Available this Friday on Netflix, The Monster is adapted from the eponymous novel by Walter Dean Myers. This drama centered on the trial of a brilliant high school student accused of complicity in murder has an impressive cast.
What is it about ?
Monster tells the story of Steve Harmon, a brilliant 17-year-old high school student whose world falls apart when he’s accused of murder. The film follows the descent into hell of this sympathetic Harlem film student, who enters a prestigious high school before being caught in a complex legal battle that could land him in prison for the rest of his life.
Who is it with?
For his first film, director Anthony Mandler – known for his music videos from Rihanna to Taylor Swift to Drake – offers himself a very nice cast. As aspiring director and all-round good boy Steve, Kelvin Harrison Jr. takes on his first major role after getting noticed in It Comes at Night.
Around him, the cast is impressive. Jeffrey Wright (Westworld) and Jennifer Hudson (Dreamgirls) play Steve’s worried parents. Tim Blake Nelson (Watchmen) plays his film teacher, Jennifer Ehle (Zero Dark Thirty) his lawyer and rapper Nas a co-inmate who watches over him.

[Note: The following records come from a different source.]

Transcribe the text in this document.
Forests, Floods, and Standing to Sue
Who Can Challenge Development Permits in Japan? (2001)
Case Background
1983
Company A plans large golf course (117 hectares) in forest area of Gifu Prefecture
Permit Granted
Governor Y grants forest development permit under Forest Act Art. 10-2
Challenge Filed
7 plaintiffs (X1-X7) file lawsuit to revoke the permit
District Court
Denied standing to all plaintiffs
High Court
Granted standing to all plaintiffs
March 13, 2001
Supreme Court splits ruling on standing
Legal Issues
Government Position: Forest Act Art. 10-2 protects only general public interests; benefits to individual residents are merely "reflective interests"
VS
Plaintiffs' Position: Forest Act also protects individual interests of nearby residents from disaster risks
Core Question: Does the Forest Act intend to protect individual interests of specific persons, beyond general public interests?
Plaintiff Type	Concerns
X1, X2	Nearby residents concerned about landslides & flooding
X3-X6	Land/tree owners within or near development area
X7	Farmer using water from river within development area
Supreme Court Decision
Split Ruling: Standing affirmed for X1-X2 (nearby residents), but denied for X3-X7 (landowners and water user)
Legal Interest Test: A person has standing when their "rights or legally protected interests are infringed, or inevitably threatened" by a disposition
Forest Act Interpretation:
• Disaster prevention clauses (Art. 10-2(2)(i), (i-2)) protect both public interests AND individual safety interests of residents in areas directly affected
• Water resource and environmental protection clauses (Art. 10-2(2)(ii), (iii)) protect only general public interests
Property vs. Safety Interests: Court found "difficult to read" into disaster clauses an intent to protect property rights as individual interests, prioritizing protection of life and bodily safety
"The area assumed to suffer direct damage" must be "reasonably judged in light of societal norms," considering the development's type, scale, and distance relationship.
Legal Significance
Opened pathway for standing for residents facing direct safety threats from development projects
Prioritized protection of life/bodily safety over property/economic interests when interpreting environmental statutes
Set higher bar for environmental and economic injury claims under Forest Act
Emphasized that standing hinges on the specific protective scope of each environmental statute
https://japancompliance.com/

Facing Steve, the enemies are numerous. Rakim Mayers, better known as A $ AP Rocky, plays the criminal who incriminates Steve with an impressive John David Washington, whose brief appearances electrify the film. Jharrel Jerome (In their eyes), rising figure of the moment, slips into the skin of a little thug while Paul Ben-Victor (The Wire) is a ruthless prosecutor.
The touching story of a kid with a bright future, who is on the verge of being crushed by the legal system, Le Monstre is an applied film. We can quickly guess the intention of the director to paint the portrait of an endearing young man but condemned automatically because of his skin color.
The film takes up a process that already exists in Walter Dean Myers’ book, namely that Steve is the narrator of his story and that he declines it as a script being written. If the idea is attractive in writing, it is less convincing on screen and tends to weigh on the dynamics of the film.
Fortunately, if we succeed in investing in Steve’s fate, it is thanks to the performance of Kelvin Harrison Jr. His sincerity and the depth of his emotion at the prospect of spending twenty years in prison give a real dramatic dimension. feature film. All the players also deliver very good services.
It’s just regrettable that due to its storytelling, The Monster isn’t really able to dive into the bowels of the justice system, better analyze racial prejudice, and unvarnished portrayal of what incarceration does to an individual.
And every time the movie feels like it’s about to deliver something deeper, Steve’s thoughts come in and needlessly take him in a direction that is more generic than poetic.